གཟའ་པ་སངས། ༢༠༢༤/༠༣/༢༩

Indonesia Swears In New Style Parliament - 2004-10-01


Indonesia's outgoing president, Megawati Sukarnoputri, has presided over the swearing-in of a new parliament. Some analysts say the new house will usher in a new era of democracy for Indonesia, but others are predicting legislative gridlock as Mrs. Megawati's successor grapples with a parliament his party does not control. Four hundred of the 550 legislators sworn in Friday are first-term members, and some observers are saying the new parliament, which will sit for five years, marks the final chapter in the era of the disgraced former president, Suharto.

The two parties that controlled the outgoing house - Golkar, which Mr. Suharto used to ensure his three-decade grip on power, and Mrs. Megawati's Indonesian Democratic Party of Struggle, which contained many allies-turned-opponents of Mr. Suharto - now control less than 50 percent of the members between them.

There are a raft of new parties, including the Democrat Party of the incoming president, Susilo Bambang Yudhoyono, and the Islamist Justice and Prosperity Party. For the first time since independence almost 60 years ago, the army has no guaranteed seats.

With his own Democrat Party also too small to control parliament, some observers foresee problems for Mr. Yudhoyono, who is known by his initials S.B.Y. But Landry Subianto of the Centre for Strategic and International Studies in Jakarta says it is possible parliament will be so divided it will be unable to stand up to the new president.

"In the beginning, actually I was so sure that S.B.Y. would have a bit of trouble with the parliament, but I think in the past few days, looking at how disorganized the current parliamentarians are now and also how S.B.Y. is gaining more and more support from the wider public, in my view I think he will not have as difficult situation as we ever predicted," he said.

The formal results of last month's presidential elections will be announced next week. Although Mr. Yudhoyono has an unassailable lead in the vote count, Mrs. Megawati has not yet conceded defeat.

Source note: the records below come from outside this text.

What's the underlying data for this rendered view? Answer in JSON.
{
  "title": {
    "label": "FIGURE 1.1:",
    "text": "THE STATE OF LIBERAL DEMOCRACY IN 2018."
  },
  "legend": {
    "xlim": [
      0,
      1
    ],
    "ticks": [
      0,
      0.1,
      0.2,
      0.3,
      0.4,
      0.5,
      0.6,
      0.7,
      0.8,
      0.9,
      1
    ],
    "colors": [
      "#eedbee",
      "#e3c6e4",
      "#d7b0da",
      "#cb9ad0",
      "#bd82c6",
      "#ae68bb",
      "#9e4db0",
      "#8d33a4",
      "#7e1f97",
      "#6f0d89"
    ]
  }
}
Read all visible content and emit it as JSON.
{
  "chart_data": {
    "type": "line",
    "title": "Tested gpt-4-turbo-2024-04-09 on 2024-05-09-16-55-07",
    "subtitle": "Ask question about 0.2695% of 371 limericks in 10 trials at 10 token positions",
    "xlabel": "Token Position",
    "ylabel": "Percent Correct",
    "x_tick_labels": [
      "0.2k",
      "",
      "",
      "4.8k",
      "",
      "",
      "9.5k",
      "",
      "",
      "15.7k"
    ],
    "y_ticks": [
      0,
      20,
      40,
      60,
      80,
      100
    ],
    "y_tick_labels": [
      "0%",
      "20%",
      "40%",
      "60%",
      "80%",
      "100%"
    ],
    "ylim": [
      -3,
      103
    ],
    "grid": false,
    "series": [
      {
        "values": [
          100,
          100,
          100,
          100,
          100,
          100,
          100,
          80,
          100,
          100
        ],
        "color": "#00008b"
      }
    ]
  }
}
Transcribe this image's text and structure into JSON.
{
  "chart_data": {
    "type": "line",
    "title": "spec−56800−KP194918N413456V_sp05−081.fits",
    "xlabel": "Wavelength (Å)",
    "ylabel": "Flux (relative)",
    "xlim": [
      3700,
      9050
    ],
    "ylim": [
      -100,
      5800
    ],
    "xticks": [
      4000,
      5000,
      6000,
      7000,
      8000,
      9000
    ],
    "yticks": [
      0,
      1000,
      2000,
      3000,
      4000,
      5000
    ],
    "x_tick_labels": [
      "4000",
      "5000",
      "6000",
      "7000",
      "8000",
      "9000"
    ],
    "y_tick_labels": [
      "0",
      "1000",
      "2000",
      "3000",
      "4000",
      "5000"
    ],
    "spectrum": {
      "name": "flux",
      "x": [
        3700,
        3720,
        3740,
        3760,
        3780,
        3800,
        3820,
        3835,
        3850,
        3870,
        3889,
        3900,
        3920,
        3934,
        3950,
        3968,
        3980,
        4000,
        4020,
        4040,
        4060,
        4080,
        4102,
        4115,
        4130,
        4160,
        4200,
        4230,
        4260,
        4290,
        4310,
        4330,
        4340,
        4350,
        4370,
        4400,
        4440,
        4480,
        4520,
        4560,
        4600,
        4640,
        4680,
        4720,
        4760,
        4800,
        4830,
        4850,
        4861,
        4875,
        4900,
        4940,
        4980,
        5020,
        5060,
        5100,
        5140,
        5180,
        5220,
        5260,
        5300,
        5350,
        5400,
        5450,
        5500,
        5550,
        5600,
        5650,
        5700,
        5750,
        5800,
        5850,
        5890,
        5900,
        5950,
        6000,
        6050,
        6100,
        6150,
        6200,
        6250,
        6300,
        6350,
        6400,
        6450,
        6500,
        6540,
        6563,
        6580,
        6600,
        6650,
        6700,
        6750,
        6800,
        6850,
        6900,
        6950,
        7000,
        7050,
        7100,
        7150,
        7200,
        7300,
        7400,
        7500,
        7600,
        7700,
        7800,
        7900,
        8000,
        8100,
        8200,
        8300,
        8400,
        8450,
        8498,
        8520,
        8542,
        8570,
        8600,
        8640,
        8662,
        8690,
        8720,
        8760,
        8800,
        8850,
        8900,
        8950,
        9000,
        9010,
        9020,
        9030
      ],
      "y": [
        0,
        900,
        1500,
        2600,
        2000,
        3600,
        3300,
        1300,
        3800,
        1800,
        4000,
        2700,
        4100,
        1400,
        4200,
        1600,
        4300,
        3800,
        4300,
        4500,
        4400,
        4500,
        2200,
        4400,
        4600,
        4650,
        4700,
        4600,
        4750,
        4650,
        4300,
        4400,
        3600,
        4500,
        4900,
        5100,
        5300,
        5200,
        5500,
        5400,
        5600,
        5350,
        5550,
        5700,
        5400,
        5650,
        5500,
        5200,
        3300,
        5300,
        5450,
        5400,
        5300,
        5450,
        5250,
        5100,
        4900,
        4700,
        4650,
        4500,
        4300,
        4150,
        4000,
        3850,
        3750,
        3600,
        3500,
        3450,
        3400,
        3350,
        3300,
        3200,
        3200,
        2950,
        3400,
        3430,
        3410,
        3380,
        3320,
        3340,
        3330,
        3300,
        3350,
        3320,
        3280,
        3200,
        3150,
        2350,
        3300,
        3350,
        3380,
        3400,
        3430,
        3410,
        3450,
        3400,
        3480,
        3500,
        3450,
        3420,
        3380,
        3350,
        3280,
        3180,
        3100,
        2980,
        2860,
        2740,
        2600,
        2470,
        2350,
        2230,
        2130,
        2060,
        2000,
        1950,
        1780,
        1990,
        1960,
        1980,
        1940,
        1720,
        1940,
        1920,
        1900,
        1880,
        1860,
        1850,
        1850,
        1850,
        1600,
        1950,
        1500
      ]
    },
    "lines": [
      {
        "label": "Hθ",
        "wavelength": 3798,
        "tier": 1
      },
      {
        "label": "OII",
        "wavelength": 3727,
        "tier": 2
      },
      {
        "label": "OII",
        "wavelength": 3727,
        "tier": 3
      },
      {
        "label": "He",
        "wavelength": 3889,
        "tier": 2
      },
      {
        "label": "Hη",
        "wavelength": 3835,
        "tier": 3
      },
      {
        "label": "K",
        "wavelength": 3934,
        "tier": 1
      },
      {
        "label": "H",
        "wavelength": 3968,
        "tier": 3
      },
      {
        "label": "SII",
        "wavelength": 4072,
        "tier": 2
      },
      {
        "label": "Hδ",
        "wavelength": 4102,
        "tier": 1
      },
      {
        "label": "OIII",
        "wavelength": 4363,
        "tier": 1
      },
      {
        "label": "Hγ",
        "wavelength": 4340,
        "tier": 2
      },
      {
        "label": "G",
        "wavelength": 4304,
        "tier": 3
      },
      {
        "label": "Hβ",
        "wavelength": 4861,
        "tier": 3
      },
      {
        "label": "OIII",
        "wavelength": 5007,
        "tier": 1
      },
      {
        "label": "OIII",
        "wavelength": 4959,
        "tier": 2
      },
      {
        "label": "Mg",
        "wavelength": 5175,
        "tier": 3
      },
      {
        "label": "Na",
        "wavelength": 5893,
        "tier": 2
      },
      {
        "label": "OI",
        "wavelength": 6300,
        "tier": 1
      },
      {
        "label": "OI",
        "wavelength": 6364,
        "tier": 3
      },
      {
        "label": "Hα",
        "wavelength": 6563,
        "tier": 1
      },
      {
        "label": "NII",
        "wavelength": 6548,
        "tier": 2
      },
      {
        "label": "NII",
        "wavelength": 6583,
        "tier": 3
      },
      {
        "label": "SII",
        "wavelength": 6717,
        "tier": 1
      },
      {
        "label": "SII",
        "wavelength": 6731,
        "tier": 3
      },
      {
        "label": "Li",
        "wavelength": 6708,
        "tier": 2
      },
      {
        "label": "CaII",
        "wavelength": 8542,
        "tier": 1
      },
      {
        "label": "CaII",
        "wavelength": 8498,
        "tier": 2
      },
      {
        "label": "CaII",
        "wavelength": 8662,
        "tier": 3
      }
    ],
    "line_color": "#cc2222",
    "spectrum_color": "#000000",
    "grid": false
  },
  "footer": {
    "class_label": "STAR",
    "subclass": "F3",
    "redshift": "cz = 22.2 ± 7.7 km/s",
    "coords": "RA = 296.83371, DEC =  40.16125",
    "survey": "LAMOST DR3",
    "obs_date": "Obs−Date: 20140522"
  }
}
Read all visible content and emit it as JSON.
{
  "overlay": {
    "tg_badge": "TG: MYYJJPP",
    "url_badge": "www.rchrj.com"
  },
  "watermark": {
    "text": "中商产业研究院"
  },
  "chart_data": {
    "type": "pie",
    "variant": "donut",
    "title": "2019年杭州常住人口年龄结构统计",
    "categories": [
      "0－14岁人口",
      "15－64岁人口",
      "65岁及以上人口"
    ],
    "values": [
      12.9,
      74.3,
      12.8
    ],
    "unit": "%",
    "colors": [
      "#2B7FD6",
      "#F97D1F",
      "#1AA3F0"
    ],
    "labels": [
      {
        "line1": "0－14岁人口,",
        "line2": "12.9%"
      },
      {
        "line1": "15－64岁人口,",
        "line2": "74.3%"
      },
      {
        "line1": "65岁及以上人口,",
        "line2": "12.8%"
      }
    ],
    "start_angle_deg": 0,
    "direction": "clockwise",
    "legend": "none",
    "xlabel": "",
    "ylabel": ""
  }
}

Mr. Yudhoyono was not in parliament for the swearing in Friday. An aide said he has no business there until his victory is formally confirmed.

The new legislative and executive branches will have a broad range of pressing problems to address when the session gets under way: terrorism, endemic corruption, a stagnant economy, and huge government overspending on fuel subsidies. All of these demand almost immediate attention.

Indications are that Mr. Yudhoyono will end up with about 60-percent of the presidential vote, giving him a powerful direct mandate, but it remains to be seen if his minority position in parliament will allow him to deliver on the hopes of the electorate.